After our grueling half mile hike to the edge of the lake, we settled at a picnic table and ate our lunch, admiring the snowy field that was the reality of Monarch Lake.

After lunch, we took a terrifying journey across the lake towards several islands that we wanted to visit.

The trek was entirely uneventful, prompting me to thank whatever forces allowed us to cross without falling into the lake, and to fall backwards onto the unmarked snow of the first little island in the joy of creating a snow angel.

The lake and islands had some very interesting things to show us:






I am constantly overwhelmed by the intensity of the blue in the Colorado skies. In Connecticut, the winter skies are usually pale and washed out, but here the deep sapphire blue rings in my eyes just as proudly as if it were June or September.

We navigated back across the lake without incident (unless you count me toppling over multiple times into 2 feet of featherweight powder to be noteworthy), and returned to the car in the midst of elongating shadows as the sun sunk lower behind the curtain of mountains to our south. The drive home was made beautiful by the sharp snowy mountain peaks standing in contrast to the pinks, purples, and grays of the watercolor sky. I love driving around out here, but sometimes I love being driven around even more. :)

Sunday, January 4, 2009

Sun, Jan. 4, 2009: Curves and Sparkles

I have generally been one who avoided artistic creations of romantic love - visual arts, music, literature - because of a fear that I will never find a fulfilling romantic love in my life. Since my move to Colorado, and as a result of the changes that the move has spurred within me, it feels like this fear no longer holds any power over me. Instead of seeing romantic love as something that may not come to me, and feeling pain or sadness because of this, I have come to see it as something beautiful that is in people all around me. It is something that many people want to find and, therefore, a strong bond of likeness flows between any of us who have ever dreamed of it, hoped for it, experienced it, or worked to make it a reality. It seems to me that it's one of the best things about being human, not something to be avoided.

Today while in a restaurant, I saw an older couple sharing food and conversation in front of a large window, beyond which tiny snowflakes were lightly drifting down among the passing cars. Despite everything going on around them, their eyes found only each other. The lines on their faces transformed into the beautiful curves that circumnavigate smiles, created by their words and the image of the other in their eyes. To find that kind of pleasure and comfort in another person is beautiful, and it saddens me that I ever let something so beautiful make me afraid or hurt me.

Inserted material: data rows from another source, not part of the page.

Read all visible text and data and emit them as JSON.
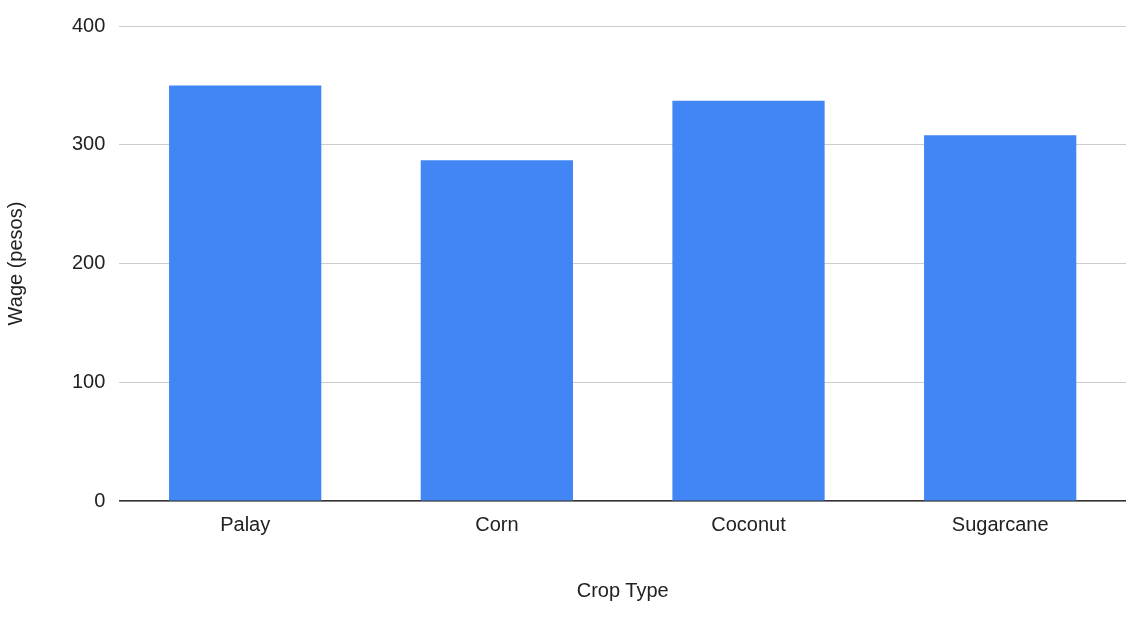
{
  "chart_data": {
    "type": "bar",
    "xlabel": "Crop Type",
    "ylabel": "Wage (pesos)",
    "categories": [
      "Palay",
      "Corn",
      "Coconut",
      "Sugarcane"
    ],
    "values": [
      350,
      287,
      337,
      308
    ],
    "color": "#4285f4",
    "ylim": [
      0,
      400
    ],
    "yticks": [
      0,
      100,
      200,
      300,
      400
    ],
    "grid": "y"
  }
}
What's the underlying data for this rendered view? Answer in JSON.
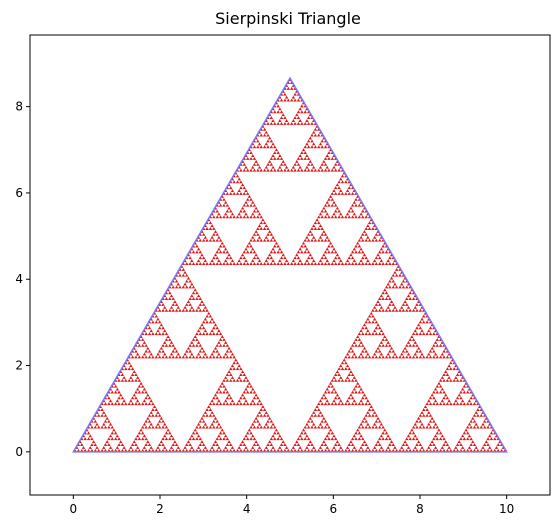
{
  "chart_data": {
    "type": "scatter",
    "title": "Sierpinski Triangle",
    "xlabel": "",
    "ylabel": "",
    "xlim": [
      -1,
      11
    ],
    "ylim": [
      -1,
      9.66
    ],
    "xticks": [
      0,
      2,
      4,
      6,
      8,
      10
    ],
    "yticks": [
      0,
      2,
      4,
      6,
      8
    ],
    "grid": false,
    "legend": "none",
    "triangle_vertices": [
      [
        0,
        0
      ],
      [
        10,
        0
      ],
      [
        5,
        8.66
      ]
    ],
    "outline_color": "#7777ff",
    "point_color": "#dd0000",
    "recursion_depth": 7
  }
}
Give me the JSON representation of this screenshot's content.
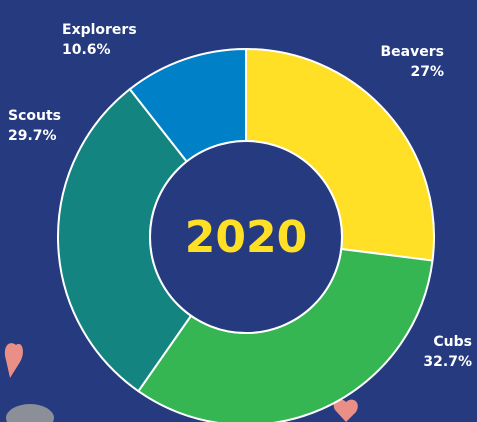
{
  "chart_data": {
    "type": "donut",
    "center_text": "2020",
    "categories": [
      "Beavers",
      "Cubs",
      "Scouts",
      "Explorers"
    ],
    "values": [
      27,
      32.7,
      29.7,
      10.6
    ],
    "value_labels": [
      "27%",
      "32.7%",
      "29.7%",
      "10.6%"
    ],
    "colors": [
      "#ffe026",
      "#36b653",
      "#148480",
      "#0081c7"
    ]
  }
}
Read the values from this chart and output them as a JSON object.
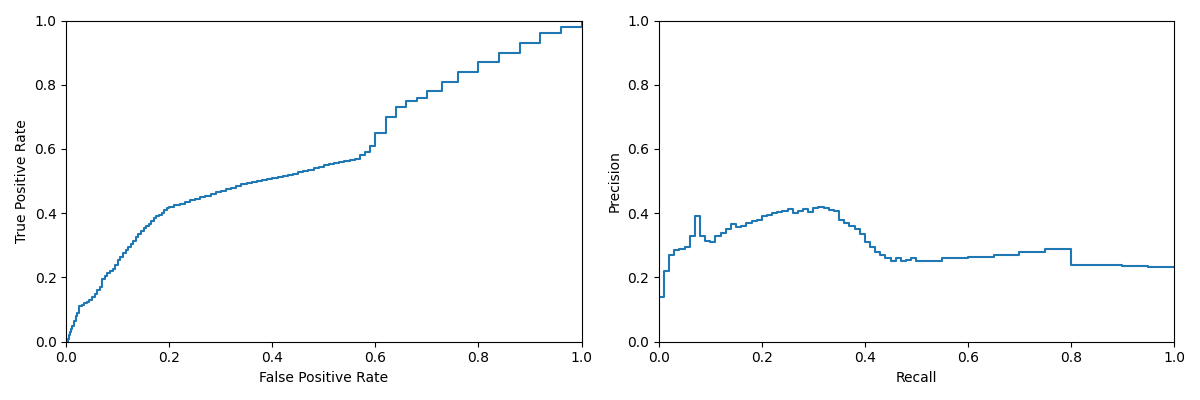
{
  "roc_fpr": [
    0.0,
    0.0,
    0.01,
    0.01,
    0.02,
    0.02,
    0.03,
    0.03,
    0.04,
    0.04,
    0.05,
    0.05,
    0.06,
    0.06,
    0.07,
    0.08,
    0.08,
    0.09,
    0.09,
    0.1,
    0.1,
    0.11,
    0.12,
    0.12,
    0.13,
    0.14,
    0.15,
    0.16,
    0.17,
    0.18,
    0.19,
    0.2,
    0.21,
    0.22,
    0.23,
    0.24,
    0.25,
    0.26,
    0.27,
    0.28,
    0.29,
    0.3,
    0.31,
    0.32,
    0.33,
    0.34,
    0.35,
    0.36,
    0.37,
    0.38,
    0.39,
    0.4,
    0.41,
    0.42,
    0.43,
    0.44,
    0.45,
    0.46,
    0.47,
    0.48,
    0.49,
    0.5,
    0.51,
    0.52,
    0.53,
    0.54,
    0.55,
    0.56,
    0.57,
    0.58,
    0.59,
    0.6,
    0.61,
    0.63,
    0.65,
    0.68,
    0.72,
    0.76,
    0.8,
    0.85,
    0.9,
    0.95,
    1.0
  ],
  "roc_tpr": [
    0.0,
    0.02,
    0.02,
    0.04,
    0.04,
    0.06,
    0.06,
    0.08,
    0.08,
    0.1,
    0.1,
    0.11,
    0.11,
    0.12,
    0.12,
    0.12,
    0.13,
    0.13,
    0.22,
    0.22,
    0.25,
    0.25,
    0.25,
    0.27,
    0.27,
    0.29,
    0.29,
    0.3,
    0.3,
    0.31,
    0.31,
    0.33,
    0.33,
    0.36,
    0.36,
    0.38,
    0.38,
    0.4,
    0.4,
    0.41,
    0.41,
    0.42,
    0.42,
    0.43,
    0.43,
    0.44,
    0.44,
    0.45,
    0.45,
    0.46,
    0.46,
    0.47,
    0.47,
    0.48,
    0.48,
    0.49,
    0.49,
    0.5,
    0.5,
    0.51,
    0.51,
    0.52,
    0.52,
    0.53,
    0.53,
    0.54,
    0.54,
    0.545,
    0.545,
    0.555,
    0.555,
    0.6,
    0.6,
    0.65,
    0.7,
    0.74,
    0.78,
    0.82,
    0.86,
    0.9,
    0.94,
    0.97,
    1.0
  ],
  "pr_recall": [
    0.0,
    0.01,
    0.02,
    0.03,
    0.04,
    0.05,
    0.06,
    0.07,
    0.08,
    0.09,
    0.1,
    0.11,
    0.12,
    0.13,
    0.14,
    0.15,
    0.16,
    0.17,
    0.18,
    0.19,
    0.2,
    0.21,
    0.22,
    0.23,
    0.24,
    0.25,
    0.26,
    0.27,
    0.28,
    0.29,
    0.3,
    0.31,
    0.32,
    0.33,
    0.34,
    0.35,
    0.36,
    0.37,
    0.38,
    0.39,
    0.4,
    0.41,
    0.42,
    0.43,
    0.44,
    0.45,
    0.46,
    0.47,
    0.48,
    0.49,
    0.5,
    0.55,
    0.6,
    0.65,
    0.7,
    0.75,
    0.8,
    0.85,
    0.9,
    0.95,
    1.0
  ],
  "pr_precision": [
    0.14,
    0.22,
    0.27,
    0.29,
    0.28,
    0.29,
    0.33,
    0.39,
    0.33,
    0.32,
    0.31,
    0.33,
    0.34,
    0.35,
    0.37,
    0.36,
    0.36,
    0.37,
    0.37,
    0.38,
    0.39,
    0.4,
    0.4,
    0.41,
    0.41,
    0.42,
    0.4,
    0.41,
    0.41,
    0.4,
    0.41,
    0.42,
    0.41,
    0.4,
    0.4,
    0.38,
    0.37,
    0.36,
    0.35,
    0.33,
    0.31,
    0.3,
    0.28,
    0.27,
    0.26,
    0.25,
    0.26,
    0.25,
    0.25,
    0.26,
    0.25,
    0.26,
    0.26,
    0.27,
    0.28,
    0.29,
    0.24,
    0.24,
    0.24,
    0.23,
    0.23
  ],
  "line_color": "#1f77b4",
  "roc_xlabel": "False Positive Rate",
  "roc_ylabel": "True Positive Rate",
  "pr_xlabel": "Recall",
  "pr_ylabel": "Precision",
  "xlim": [
    0.0,
    1.0
  ],
  "ylim": [
    0.0,
    1.0
  ],
  "figsize": [
    12.0,
    4.0
  ],
  "dpi": 100
}
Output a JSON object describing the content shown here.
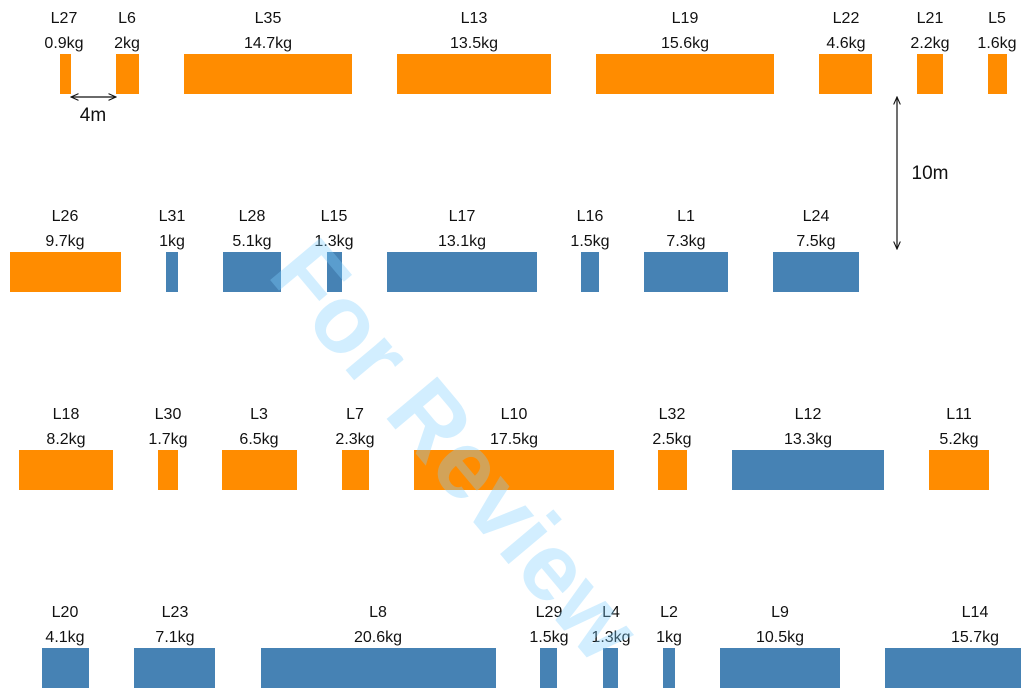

This Saturday the 10th marks the 1.5 year anniversary of my move to Colorado. I think one of the biggest things that has come out of this move, in terms of my personal development, is my realization that I deserve to be cherished (as does everyone, but I was unable to see this as applicable to myself before the move). I want someone's lines to curve and eyes to sparkle because of me, and for the first time in my life I can clearly see that I deserve that (as we all do :) ).